Le mystère de l’Incarnation n’est pas seulement un débat théologique sur l’origine et la nature du Christ, c’est aussi un impératif missionnaire. Jésus donne ici la première place à Dieu. Le mouvement décrit en termes de descente devient une montée vers le Père : attirer, venir à lui. Telle est la volonté de Dieu, d’attirer – par amour – l’humanité à lui. Telle est la mission du Fils que de descendre pour le faire connaître. Entre L’Éternel et les créatures mortelles, il y a ce pain  urgent, vital, salvateur qu’est Jésus, pain de vie. Il est ainsi le seul et unique médiateur entre Dieu et les hommes. Ce mystère est décrit avec des verbes liés à la Parole : instruire, entendre, enseigner

Santi di Tito, multiplication des pains, 1592

Le pain c’est ma chair

Jn 6, 47 Amen, amen, je vous le dis : il a la vie éternelle, celui qui croit. 48 Moi, je suis le pain de la vie. 49 Au désert, vos pères ont mangé la manne, et ils sont morts ; 50 mais le pain qui descend du ciel est tel que celui qui en mange ne mourra pas. 51 Moi, je suis le pain vivant, qui est descendu du ciel : si quelqu’un mange de ce pain, il vivra éternellement. Le pain que je donnerai, c’est ma chair, donnée pour la vie du monde. »

Un don total

Après la multiplication des pains (6,1-15), la foule avait saisi – pour une part – le signe de cette nouvelle manne (6,24-35). Avec ce passage (6,41-51), nous franchissons un cap. Le pain n’est plus seulement une manne alimentaire, ni même uniquement le pain de la Parole, c’est le Christ lui-même, jusque dans sa chair, qui est Manne, Parole et Vie éternelle. Dans le langage biblique, la chair ne se réduit pas au concept charnel de corps, elle implique toute la personne avec son histoire, son caractère, sa foi, ses relations sociales… Ainsi par ce pain de vie, sa chair, Jésus désigne toute sa personne, toute sa vie. un vie entièrement offerte.

Ce don n’est pas destiné uniquement à une vie saine, un bien-être personnel. Ce don du pain ne se résume pas non plus à des paroles de sagesse, de la piété, de la charité… Dans ce passage, Jésus offre un pain vivant pour vivre éternellement.
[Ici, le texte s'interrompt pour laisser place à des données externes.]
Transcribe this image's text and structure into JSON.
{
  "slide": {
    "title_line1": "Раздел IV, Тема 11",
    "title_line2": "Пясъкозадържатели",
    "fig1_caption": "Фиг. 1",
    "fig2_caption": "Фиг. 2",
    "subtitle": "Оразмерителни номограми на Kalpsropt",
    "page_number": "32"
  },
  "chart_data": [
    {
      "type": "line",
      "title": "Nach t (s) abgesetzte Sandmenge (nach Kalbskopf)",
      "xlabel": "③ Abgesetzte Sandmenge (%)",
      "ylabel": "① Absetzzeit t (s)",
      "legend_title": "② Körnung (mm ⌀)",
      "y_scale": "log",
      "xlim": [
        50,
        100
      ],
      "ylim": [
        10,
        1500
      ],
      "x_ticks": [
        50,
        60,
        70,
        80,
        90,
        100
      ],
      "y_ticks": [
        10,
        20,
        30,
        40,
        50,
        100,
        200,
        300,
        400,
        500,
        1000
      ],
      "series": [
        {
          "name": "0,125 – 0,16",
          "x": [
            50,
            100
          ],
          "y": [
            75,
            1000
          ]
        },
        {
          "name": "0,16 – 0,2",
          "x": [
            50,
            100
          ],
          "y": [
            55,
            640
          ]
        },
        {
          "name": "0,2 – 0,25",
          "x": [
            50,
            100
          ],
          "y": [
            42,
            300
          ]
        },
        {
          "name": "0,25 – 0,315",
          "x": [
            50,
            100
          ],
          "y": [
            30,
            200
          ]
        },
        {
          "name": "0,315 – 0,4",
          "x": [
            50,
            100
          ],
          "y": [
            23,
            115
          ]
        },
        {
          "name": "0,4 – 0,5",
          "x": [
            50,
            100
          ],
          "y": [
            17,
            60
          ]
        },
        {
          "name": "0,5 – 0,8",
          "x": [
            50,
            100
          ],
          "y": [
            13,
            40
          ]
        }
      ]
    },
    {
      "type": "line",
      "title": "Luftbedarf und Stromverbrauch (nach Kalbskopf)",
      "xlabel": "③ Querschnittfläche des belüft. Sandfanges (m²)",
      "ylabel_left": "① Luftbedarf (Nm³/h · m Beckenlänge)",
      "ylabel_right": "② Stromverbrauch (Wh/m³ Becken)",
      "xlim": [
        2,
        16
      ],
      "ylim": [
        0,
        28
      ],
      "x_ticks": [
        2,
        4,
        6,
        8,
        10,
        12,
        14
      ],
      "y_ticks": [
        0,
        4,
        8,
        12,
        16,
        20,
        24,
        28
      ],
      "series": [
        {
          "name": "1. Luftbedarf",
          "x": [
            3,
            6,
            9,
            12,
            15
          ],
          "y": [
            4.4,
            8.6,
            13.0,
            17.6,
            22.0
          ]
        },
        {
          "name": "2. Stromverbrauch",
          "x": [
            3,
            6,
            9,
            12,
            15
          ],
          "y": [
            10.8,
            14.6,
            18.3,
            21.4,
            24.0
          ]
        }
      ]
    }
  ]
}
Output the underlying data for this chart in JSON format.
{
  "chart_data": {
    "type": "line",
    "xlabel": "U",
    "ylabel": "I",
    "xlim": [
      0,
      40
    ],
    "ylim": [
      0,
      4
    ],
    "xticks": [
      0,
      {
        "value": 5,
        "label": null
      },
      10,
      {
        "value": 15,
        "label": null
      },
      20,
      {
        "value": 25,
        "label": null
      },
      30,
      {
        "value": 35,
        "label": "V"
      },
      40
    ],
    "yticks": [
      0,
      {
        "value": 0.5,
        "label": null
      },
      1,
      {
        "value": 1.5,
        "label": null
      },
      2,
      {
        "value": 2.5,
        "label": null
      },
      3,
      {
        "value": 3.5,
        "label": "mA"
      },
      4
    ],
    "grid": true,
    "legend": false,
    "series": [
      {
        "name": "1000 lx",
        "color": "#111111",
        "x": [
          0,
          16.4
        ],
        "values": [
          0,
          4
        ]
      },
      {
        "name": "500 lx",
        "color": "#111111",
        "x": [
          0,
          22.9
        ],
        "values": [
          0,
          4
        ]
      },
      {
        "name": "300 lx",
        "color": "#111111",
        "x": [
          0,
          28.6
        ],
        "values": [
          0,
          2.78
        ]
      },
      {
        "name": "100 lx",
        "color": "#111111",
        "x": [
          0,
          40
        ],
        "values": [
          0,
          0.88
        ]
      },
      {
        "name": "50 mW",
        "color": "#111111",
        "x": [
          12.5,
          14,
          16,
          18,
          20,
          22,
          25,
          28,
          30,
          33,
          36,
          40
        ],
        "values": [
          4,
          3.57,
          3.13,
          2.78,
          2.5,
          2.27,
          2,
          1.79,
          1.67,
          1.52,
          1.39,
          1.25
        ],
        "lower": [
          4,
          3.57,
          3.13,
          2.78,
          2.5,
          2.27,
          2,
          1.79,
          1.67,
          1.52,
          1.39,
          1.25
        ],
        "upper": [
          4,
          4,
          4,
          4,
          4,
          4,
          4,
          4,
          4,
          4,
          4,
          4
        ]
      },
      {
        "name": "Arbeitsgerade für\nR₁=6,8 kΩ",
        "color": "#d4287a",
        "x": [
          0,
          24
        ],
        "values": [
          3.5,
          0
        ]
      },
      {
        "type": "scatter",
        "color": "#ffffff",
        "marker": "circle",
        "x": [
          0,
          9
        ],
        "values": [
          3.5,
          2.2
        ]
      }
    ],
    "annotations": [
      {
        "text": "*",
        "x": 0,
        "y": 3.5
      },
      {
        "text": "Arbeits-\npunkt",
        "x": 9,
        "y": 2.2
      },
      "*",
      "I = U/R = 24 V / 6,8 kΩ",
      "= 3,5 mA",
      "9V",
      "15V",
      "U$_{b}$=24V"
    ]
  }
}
Cette vie éternelle dit tout le projet de Dieu pour son peuple : ne plus en être séparé, n’en perdre aucun pas même une miette, pas même dans la mort. Cette vie éternelle ne désigne pas un lieu, un après, mais l’amour même de Dieu à chaque instant et pour chacun. Il veut faire vivre toujours et encore. L’accès à l’éternité représente le don de l’amour que Dieu offre en son Fils.

  1. Chez Jean, le terme Juif s’inscrit dans le débat contemporain à l’évangéliste entre les Juifs de la synagogue et les Juifs disciples de Jésus. Aussi, emploie-t-il le mot « juif » dans le cadre de contestations avec les élites juives du Temple ou les Juifs pharisiens. Bien évidemment, l’usage de ce terme ne dénigre les juifs dans leur ensemble : Jésus et ses disciples s’affirmant eux-mêmes juifs (1,47 ; 4,22).

François BESSONNET

Bibliste et prêtre pour le diocèse de Luçon (Vendée).